Любили, потому что она никому не отказывала в помощи, будь это ребенок, которому надо было вылечить золотуху, или роженица с неправильным предлежанием плода. И золотуху полечит, и плод поправит, так что роды пройдут быстро и успешно. И порчу снимет, и сглаз, и многое другое…
Уважали, потому что она ни с кем не хороводилась, не чесала языком попусту, лишь иногда длинными зимними вечерами к ней заходили ребятишки покушать ее пирожков, и она им рассказывала истории-сказки из своей жизни, таинственные, страшные и всегда со счастливым концом. Говорила она так красиво, грамотно и образно, что можно было сразу за ней записывать, хотя читать и писать она не умела. Да и немногие в то время постигали грамоту.
А боялись ее потому, что считали колдуньей. Да и как не считать? Людей лечит, корова больше, чем у других дает молока, в огороде всегда всё хорошо растет, и вырастают овощи раньше и крупнее, чем у других.
И нашелся злой язык, который донес, куда надо, что бабушка Агафья – колдунья. И однажды, (такая невидаль!) в их глухую деревню приезжает машина, как ее тогда называли – «черный воронок» и прямиком к дому бабушки Агафьи.
Машина остановилась, вышел милиционер, вывел испуганную бабушку и повез прямиком в тюрьму, которая была недалеко от районного центра.
Посадили бабушку Агафью в камеру, где народу было полным полно, все женщины. Сидят за разные провинности, кто мужа убил, кто несколько килограммов зерна своровал, а кто и вообще ничего плохого не делал, а просто «люди добрые» оклеветали.
Сидит бабушка день, два, три, вот уже и неделя прошла, за что сидит, не знает, никто ей ничего не объяснял. И вдруг, лязг железных засовов, скрип открываемых дверей, на пороге тюремщик, громко кричит: «Бабка Агафья! На выход!»
Повели ее неизвестно куда, никто не сказал куда. Идет бабушка, мелко семеня ногами и Отче Наш, читая про себя, а сзади тюремщик подгоняет: «Быстрее, быстрее». Долго шли… Вышли за тюремные ворота и пошли дальше. Подошли к такому большому добротному дому. Ворота открылись, и тюремщик закричал: «Принимайте бабку!»
На крыльцо вышел высокий плотный мужчина с безумными глазами, подбежал к бабке и чуть не плача закричал: «Спаси мне жену!»
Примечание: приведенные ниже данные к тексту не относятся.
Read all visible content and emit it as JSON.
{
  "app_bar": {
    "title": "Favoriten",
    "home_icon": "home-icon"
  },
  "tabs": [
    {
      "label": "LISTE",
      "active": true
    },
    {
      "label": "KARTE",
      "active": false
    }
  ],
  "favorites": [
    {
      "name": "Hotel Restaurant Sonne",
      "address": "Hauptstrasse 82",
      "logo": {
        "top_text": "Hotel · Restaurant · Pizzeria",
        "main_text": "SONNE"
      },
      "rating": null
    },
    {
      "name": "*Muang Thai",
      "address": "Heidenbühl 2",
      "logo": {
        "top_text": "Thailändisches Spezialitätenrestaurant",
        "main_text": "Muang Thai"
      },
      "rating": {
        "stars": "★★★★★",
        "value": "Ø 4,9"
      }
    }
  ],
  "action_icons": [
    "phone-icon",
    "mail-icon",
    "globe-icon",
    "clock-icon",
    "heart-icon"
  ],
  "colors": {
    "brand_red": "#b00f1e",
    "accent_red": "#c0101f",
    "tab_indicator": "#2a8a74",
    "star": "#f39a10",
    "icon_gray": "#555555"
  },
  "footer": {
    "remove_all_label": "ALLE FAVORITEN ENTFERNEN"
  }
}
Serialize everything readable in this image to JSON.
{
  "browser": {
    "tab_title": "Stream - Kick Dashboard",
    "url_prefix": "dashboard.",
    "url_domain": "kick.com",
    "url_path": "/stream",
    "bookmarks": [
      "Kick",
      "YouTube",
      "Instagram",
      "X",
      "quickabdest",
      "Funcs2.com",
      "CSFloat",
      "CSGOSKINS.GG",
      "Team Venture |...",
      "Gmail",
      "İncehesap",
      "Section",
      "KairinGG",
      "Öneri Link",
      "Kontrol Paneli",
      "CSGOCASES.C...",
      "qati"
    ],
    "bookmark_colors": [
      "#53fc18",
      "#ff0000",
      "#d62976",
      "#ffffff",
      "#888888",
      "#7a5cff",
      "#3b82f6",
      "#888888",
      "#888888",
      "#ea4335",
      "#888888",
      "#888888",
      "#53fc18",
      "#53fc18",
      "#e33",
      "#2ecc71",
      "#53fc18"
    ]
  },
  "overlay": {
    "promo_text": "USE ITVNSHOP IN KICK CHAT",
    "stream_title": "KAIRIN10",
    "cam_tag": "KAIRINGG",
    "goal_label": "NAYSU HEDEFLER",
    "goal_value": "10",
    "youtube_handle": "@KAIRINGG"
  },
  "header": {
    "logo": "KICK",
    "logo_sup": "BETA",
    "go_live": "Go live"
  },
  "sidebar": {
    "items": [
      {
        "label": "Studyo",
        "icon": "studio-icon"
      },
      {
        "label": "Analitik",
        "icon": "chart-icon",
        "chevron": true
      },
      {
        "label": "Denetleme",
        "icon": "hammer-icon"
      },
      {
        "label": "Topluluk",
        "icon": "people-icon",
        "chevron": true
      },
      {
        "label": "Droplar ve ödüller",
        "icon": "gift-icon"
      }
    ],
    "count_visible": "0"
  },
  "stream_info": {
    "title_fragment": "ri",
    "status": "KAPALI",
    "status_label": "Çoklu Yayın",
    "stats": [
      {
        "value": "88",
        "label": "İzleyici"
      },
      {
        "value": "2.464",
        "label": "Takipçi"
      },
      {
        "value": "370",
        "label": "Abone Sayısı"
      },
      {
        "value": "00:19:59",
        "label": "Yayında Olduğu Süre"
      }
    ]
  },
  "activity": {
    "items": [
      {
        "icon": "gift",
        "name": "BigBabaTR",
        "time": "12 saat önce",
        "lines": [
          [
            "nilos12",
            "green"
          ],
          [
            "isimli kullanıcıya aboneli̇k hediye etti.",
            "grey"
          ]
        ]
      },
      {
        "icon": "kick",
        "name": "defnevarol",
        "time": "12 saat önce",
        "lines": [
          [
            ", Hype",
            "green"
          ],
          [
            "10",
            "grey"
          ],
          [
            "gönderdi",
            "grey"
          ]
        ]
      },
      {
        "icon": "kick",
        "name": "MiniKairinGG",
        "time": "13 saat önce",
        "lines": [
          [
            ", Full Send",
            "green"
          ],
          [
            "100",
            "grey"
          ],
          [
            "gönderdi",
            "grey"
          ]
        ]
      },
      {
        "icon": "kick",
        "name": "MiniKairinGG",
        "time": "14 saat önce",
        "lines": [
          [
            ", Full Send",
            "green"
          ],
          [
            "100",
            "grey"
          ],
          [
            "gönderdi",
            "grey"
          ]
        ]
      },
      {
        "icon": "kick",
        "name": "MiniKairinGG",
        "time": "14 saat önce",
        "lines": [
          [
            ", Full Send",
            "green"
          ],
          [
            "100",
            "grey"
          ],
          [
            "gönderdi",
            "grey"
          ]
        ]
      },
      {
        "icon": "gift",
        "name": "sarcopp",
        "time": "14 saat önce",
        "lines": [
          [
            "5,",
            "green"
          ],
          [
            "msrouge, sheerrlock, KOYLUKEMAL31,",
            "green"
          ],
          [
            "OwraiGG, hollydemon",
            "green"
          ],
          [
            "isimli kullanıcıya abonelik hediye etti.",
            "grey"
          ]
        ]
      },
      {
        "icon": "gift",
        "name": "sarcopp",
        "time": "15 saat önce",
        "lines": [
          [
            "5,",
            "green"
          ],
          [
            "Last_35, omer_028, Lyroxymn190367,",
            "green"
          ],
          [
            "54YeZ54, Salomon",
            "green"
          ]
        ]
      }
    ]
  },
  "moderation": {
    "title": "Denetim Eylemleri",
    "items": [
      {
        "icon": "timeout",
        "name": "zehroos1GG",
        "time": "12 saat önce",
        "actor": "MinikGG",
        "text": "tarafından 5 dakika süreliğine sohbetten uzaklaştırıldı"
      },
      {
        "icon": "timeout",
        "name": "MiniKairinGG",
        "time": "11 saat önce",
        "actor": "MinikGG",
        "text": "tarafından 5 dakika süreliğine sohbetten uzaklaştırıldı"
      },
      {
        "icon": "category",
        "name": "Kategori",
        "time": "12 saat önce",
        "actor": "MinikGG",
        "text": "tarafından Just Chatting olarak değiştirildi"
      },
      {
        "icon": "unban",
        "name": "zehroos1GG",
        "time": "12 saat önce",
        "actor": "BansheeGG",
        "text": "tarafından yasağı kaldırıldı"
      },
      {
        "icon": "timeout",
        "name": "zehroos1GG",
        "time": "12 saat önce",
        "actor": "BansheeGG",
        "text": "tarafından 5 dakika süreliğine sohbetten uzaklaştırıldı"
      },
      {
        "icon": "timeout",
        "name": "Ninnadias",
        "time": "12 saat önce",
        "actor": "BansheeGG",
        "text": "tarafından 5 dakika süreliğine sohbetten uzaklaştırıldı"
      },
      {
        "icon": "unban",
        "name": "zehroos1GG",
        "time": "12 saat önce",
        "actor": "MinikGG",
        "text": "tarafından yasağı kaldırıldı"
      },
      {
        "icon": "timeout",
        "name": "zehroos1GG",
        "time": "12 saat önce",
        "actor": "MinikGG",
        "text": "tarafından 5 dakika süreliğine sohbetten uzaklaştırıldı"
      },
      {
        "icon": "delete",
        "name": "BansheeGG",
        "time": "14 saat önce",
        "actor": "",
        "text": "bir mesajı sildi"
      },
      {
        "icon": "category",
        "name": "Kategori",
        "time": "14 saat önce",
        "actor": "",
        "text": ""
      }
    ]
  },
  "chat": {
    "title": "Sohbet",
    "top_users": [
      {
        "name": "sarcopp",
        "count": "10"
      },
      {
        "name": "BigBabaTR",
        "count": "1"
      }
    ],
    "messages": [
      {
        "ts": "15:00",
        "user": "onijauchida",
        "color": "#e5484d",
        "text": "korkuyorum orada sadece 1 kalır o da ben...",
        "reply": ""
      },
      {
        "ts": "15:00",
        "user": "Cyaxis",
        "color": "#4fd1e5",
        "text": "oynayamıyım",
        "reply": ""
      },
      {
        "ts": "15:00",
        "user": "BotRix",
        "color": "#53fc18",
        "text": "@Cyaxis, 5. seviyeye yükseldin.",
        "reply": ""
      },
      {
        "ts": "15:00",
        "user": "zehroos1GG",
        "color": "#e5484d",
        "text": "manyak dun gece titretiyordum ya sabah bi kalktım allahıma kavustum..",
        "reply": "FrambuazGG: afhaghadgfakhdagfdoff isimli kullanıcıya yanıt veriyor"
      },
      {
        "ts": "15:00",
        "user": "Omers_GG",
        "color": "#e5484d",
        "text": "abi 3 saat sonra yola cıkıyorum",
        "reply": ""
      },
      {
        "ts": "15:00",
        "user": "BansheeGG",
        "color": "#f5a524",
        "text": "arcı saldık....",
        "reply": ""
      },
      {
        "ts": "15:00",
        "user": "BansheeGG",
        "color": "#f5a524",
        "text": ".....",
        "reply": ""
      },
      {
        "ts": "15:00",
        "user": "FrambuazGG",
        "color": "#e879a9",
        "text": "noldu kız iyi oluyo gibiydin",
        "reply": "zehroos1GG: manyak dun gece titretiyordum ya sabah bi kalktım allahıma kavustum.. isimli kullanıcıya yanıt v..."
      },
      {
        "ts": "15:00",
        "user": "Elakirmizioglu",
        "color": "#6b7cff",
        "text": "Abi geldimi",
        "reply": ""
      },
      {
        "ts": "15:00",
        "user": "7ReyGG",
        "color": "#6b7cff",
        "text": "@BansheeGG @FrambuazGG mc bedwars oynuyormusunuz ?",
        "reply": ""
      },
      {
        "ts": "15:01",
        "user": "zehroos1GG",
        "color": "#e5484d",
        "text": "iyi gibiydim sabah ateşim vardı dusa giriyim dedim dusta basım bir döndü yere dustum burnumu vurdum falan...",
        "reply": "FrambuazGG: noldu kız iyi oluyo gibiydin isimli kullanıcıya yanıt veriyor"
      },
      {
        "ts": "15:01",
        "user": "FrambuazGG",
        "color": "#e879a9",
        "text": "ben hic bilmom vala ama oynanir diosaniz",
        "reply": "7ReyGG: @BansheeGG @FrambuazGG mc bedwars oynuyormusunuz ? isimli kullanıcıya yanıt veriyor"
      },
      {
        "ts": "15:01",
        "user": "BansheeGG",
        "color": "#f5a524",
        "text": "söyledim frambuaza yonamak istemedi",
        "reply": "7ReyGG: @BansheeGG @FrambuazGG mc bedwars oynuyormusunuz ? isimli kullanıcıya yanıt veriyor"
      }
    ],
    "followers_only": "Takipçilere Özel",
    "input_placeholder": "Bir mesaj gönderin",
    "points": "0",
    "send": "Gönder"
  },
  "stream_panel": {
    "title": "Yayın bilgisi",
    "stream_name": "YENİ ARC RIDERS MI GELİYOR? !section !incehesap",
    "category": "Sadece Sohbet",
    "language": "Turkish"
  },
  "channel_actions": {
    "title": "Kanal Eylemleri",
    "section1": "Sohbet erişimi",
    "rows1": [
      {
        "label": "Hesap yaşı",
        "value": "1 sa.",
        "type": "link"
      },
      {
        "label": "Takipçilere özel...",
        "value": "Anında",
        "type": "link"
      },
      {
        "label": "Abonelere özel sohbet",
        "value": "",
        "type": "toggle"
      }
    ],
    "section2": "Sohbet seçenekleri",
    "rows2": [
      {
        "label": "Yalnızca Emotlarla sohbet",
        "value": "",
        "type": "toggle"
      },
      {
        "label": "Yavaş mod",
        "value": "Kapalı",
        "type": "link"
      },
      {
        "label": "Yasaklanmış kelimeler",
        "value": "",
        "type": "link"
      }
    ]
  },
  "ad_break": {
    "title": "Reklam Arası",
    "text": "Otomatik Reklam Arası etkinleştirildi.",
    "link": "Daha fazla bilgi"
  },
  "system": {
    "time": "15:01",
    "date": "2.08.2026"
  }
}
«Что с женой?» – спросила бабушка Агафья. «Не может разродиться!» – ответил мужик. «И доктор здесь, он говорит, что надо кесарить, но не успеем довезти до города, помрет!»
«Тогда пиши мне бумагу при свидетелях, что, если я спасу твою жену, то ты меня выпустишь из тюрьмы, а иначе я и не подойду к твоей жене!» – твердо сказала бабушка Агафья.
«Иван! Петр!» – громко закричал мужик. «Быстрее ко мне! Бумагу и чернила!»
Бабушка Агафья продиктовала текст и сказала: «Подпишись, да пусть эти двое тоже подпишутся».
Начальник всё, что сказала Агафья, безропотно написал, подписался, Петр и Иван подписались тоже, действие происходило под истошные, выворачивающие душу крики роженицы, выходящие из открытых дверей.
Бабушка взяла бумажку, аккуратно свернула, спрятала ее в какой-то потайной кармашек на груди и быстро прошла в дом. Крики роженицы становились все реже и реже и, наконец, совсем стихли.
«Что такое? Не померла ли?» – закричал начальник тюрьмы, все еще стоявший на крыльце. Он быстро вбежал в дом, но почти сразу же выбежал оттуда, его просто выгнали.